2. Fulfilling the state sponsorship residence requirements is not a requirement of obtaining a resident return visa at this time.


----------



## basu_sb (Nov 2, 2014)

Hi, 

I received PR 190 visa from NSW government few months ago. 
I continuously applied for jobs in NSW and nothing went onto success so far. In parallel, I`m looking out for options of moving to Australia from my present organisations itself. Unfortunately, all the new projects coming up within my organisation is based out of Melbourne or Brisbane. 

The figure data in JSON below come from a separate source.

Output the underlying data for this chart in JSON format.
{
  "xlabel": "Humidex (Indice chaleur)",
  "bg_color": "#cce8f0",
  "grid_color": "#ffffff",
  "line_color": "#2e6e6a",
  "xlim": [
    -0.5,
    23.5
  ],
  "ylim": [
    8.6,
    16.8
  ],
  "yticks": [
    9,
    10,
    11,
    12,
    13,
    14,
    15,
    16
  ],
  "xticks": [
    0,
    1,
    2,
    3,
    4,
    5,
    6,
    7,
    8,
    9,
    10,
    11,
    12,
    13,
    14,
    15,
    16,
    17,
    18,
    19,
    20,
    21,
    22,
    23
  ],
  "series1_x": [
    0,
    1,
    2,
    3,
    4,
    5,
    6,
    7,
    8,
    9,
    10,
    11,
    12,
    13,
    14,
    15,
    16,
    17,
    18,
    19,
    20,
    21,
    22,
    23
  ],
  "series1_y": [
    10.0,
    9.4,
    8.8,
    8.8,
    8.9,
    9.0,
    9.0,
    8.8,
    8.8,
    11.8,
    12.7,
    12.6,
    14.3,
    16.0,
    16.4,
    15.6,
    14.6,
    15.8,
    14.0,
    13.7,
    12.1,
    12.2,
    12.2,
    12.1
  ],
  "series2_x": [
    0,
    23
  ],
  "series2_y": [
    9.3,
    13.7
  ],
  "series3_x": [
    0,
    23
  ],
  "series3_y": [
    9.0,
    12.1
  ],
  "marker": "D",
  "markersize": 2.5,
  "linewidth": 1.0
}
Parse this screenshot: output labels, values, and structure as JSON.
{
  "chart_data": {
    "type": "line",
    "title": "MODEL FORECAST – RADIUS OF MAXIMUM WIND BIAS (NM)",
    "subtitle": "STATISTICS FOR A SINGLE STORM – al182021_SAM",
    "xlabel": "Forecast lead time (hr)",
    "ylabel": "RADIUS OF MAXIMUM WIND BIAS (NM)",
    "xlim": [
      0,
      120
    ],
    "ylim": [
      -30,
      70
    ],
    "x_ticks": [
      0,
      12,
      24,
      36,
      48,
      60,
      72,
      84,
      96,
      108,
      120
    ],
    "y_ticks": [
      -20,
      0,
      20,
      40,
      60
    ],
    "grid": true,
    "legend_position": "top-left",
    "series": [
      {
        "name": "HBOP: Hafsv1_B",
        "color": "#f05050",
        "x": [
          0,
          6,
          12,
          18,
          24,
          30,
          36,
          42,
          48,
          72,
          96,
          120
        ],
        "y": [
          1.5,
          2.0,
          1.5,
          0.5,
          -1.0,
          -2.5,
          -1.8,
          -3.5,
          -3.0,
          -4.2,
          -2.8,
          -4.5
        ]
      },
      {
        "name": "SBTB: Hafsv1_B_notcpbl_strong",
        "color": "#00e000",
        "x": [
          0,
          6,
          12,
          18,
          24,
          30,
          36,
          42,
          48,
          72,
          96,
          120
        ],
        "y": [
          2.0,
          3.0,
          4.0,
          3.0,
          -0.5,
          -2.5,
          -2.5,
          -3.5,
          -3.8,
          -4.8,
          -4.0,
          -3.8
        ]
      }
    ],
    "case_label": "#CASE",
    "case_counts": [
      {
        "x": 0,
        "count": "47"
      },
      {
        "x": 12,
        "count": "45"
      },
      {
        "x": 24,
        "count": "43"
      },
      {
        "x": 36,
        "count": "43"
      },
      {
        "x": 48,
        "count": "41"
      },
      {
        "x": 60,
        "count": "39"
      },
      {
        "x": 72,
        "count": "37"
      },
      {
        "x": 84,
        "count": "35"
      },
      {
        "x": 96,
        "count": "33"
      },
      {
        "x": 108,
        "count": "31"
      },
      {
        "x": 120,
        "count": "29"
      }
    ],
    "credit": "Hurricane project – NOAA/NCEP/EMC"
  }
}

My question is if my organisation agrees to send me to any non-sponsored state, what type of VISA would be required ? Do I need to apply separately for Temporary work VISA ( 401 ) for those state or is there any provision to do some amendment in existing 190 which allows you to work outside sponsored state. 

Kind Regards !!


----------



## NB (Mar 29, 2017)

basu_sb said:


> Hi,
> 
> I received PR 190 visa from NSW government few months ago.
> I continuously applied for jobs in NSW and nothing went onto success so far. In parallel, I`m looking out for options of moving to Australia from my present organisations itself. Unfortunately, all the new projects coming up within my organisation is based out of Melbourne or Brisbane.
> ...


If you apply for any other type of visa, your PR will stand cancelled the moment the new visa is issued

You can write to NSW explaining your sincere effort and ask them to relax the requirements 
Maybe you will get lucky

Cheers


----------